On‐Demand Cargo Release via Low‐Voltage Actuated Flexible Microchamber Arrays

We design, fabricate, and characterize novel electrically triggered mu -chamber arrays, demonstrating their suitability for precise, localized cargo release. Using biocompatible materials, scalable hot-embossing, and gold nanoparticle functionalization, our devices operate at low actuation voltages, ideal for safe biomedical applications, including implantable drug delivery. Real-time fluorescence imaging with Nile Red staining visualizes sealing film dynamics during opening, confirming electrical stimulation and localized Joule heating.
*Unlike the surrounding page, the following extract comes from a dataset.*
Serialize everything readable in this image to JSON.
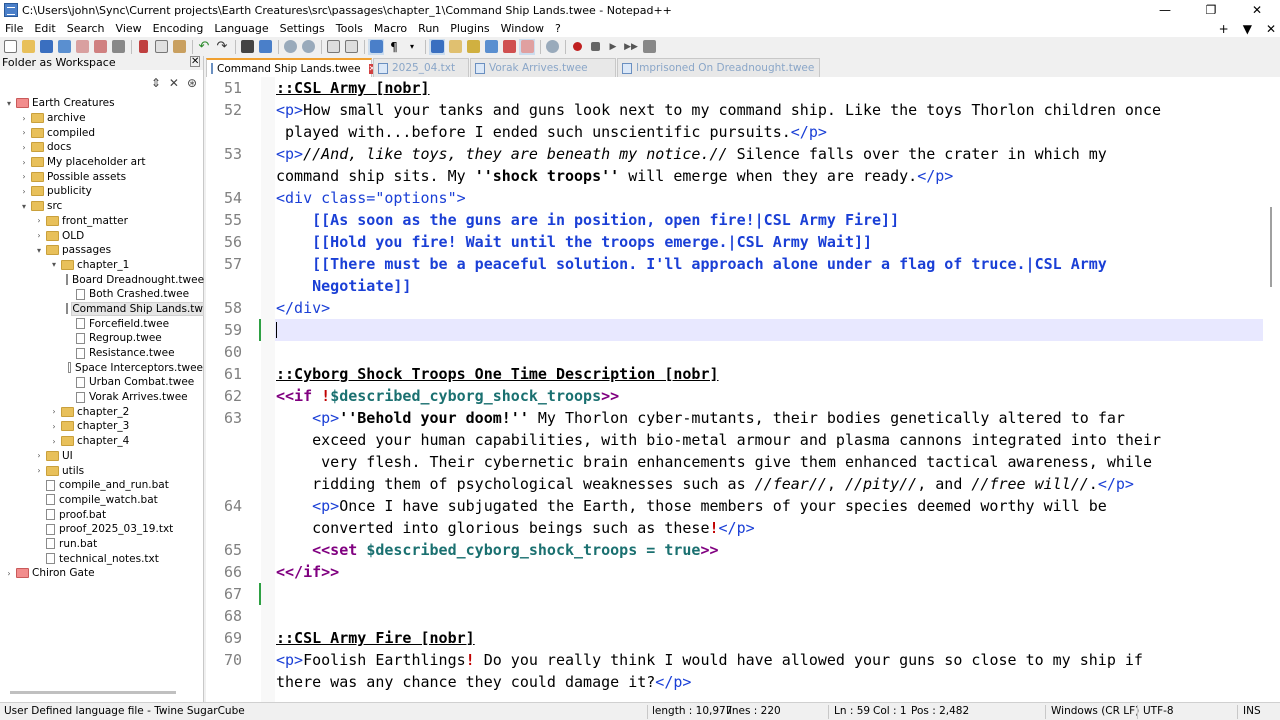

We analyze the polymeric film's structural evolution, revealing a "curtain-like" opening mechanism driven by film softening and increased vapor pressure, leading to dewetting at bio-compatible temperatures. Experimental observations are confirmed through continuum-scale modeling of the opening process, using a square root retraction law that predicts a dynamic response on the order of a few seconds. Devices use polyimide (Kapton) substrates patterned with 30 mu m-deep square mu -chambers (50 x 50 mu m2), equipped with titanium pads and gold nanoparticles to reduce actuation voltage to 1 V. Sealing uses a thermolabile polycaprolactone (PCL) film, enabling on-demand cargo release. We assess sealing efficiency, loading capacity, and release performance via SEM, fluorescence microscopy, and UV-vis spectrophotometry using fluorescent model drugs. While designed for implantable drug delivery, the system's adaptable design and scalable fabrication support broader applications, including regenerative medicine, smart prosthetics, environmental monitoring, and peptide electronics.